In this work we make use of MPR/MPS to study particle response by observing changes in the acquired signal strength and its full-width-at-half-maximum (FWHM), which is related to the achievable resolution in MPI. These can be affected by change in size of particles in an Extended LaMer semi-batch thermal decomposition synthesis⁸ that allows controlled growth of particles over time or changes in the environment surrounding the particles. In our preliminary work we were able to observe a drop in the FWHM, thus indicating an increase in expected MPI resolution, as the particle size increased with time during synthesis, without the need of time-consuming operation step as required in other characterization tools like SQUID magnetometry and transmission electron microscopy (TEM).

The custom-built MPR is inexpensive, sensitive, and small in size, thus showing a promise of being widely adopted in laboratory and commercial settings. Also, with the tests requiring less than a minute and a tiny amount of sample, we envision the MPR to serve as an efficient benchtop particle analyzer and a complementary characterization tool.

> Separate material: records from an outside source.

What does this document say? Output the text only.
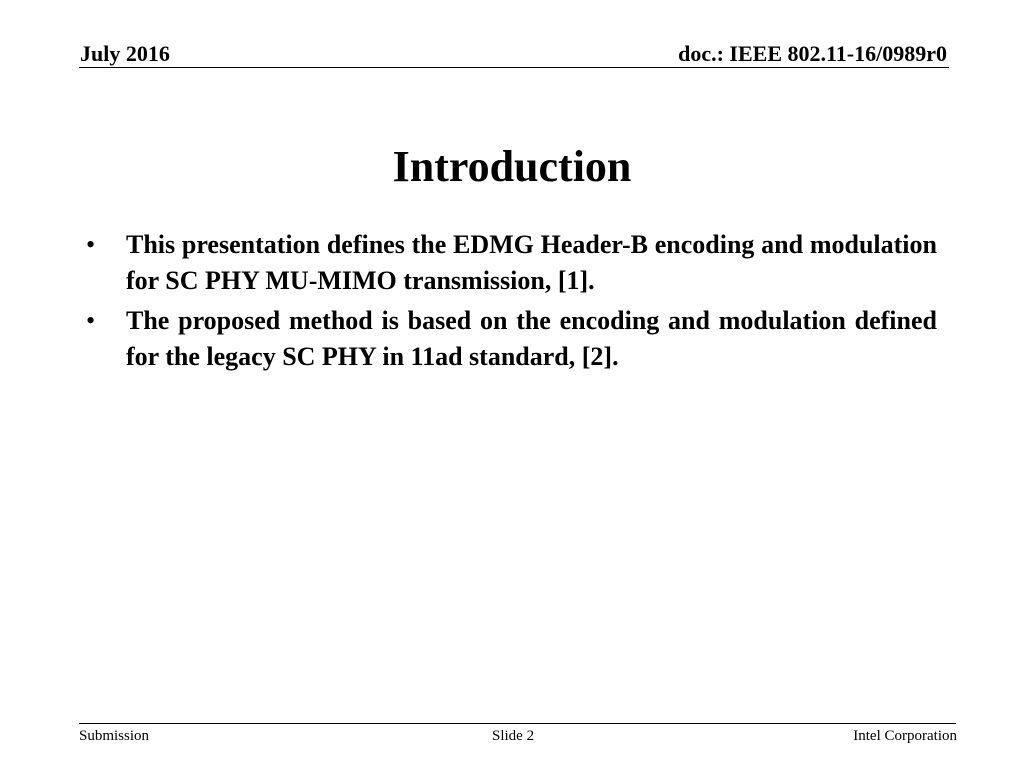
July 2016	doc.: IEEE 802.11-16/0989r0
Introduction
•	This presentation defines the EDMG Header-B encoding and modulation for SC PHY MU-MIMO transmission, [1].
•	The proposed method is based on the encoding and modulation defined for the legacy SC PHY in 11ad standard, [2].
Submission	Slide 2	Intel Corporation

¹ B. Gleich and J. Weizenecker, Nature 435, 1214 (2005).

² J. Weizenecker, B. Gleich, J. Rahmer, H. Dahnke, and J. Borgert, Physics in Medicine and Biology 54, L1 (2009).

³ E. Y. Yu, M. Bishop, B. Zheng, R. M. Ferguson, A. P. Khandhar, S. J. Kemp, K. M. Krishnan, P. W. Goodwill, and S. M. Conolly, Nano Letters 17, 1648 (2017).

⁴ B. Zheng, M. P. von See, E. Yu, B. Gunel, K. Lu, T. Vazin, D. V. Schaffer, P. W. Goodwill, and S. M. Conolly, Theranostics 6, 291 (2016).

⁵ D. W. Hensley, Z. W. Tay, R. Dhavalikar, B. Zheng, P. Goodwill, C. Rinaldi, and S. Conolly, Physics in Medicine and Biology 62, 3483 (2017).

⁶ P. W. Goodwill, E. U. Saritas, L. R. Croft, T. N. Kim, K. M. Krishnan, D. V. Schaffer, and S. M. Conolly, Advanced Materials 24, 3870 (2012).

⁷ N. Garraud, R. Dhavalikar, L. Maldonado-Camargo, D. P. Arnold, and C. Rinaldi, AIP Advances 7 (2017).

⁸ M. Unni, A. M. Uhl, S. Savliwala, B. H. Savitzky, R. Dhavalikar, N. Garraud, D. P. Arnold, L. F. Kourkoutis, J. S. Andrew, and C. Rinaldi, ACS Nano (2017).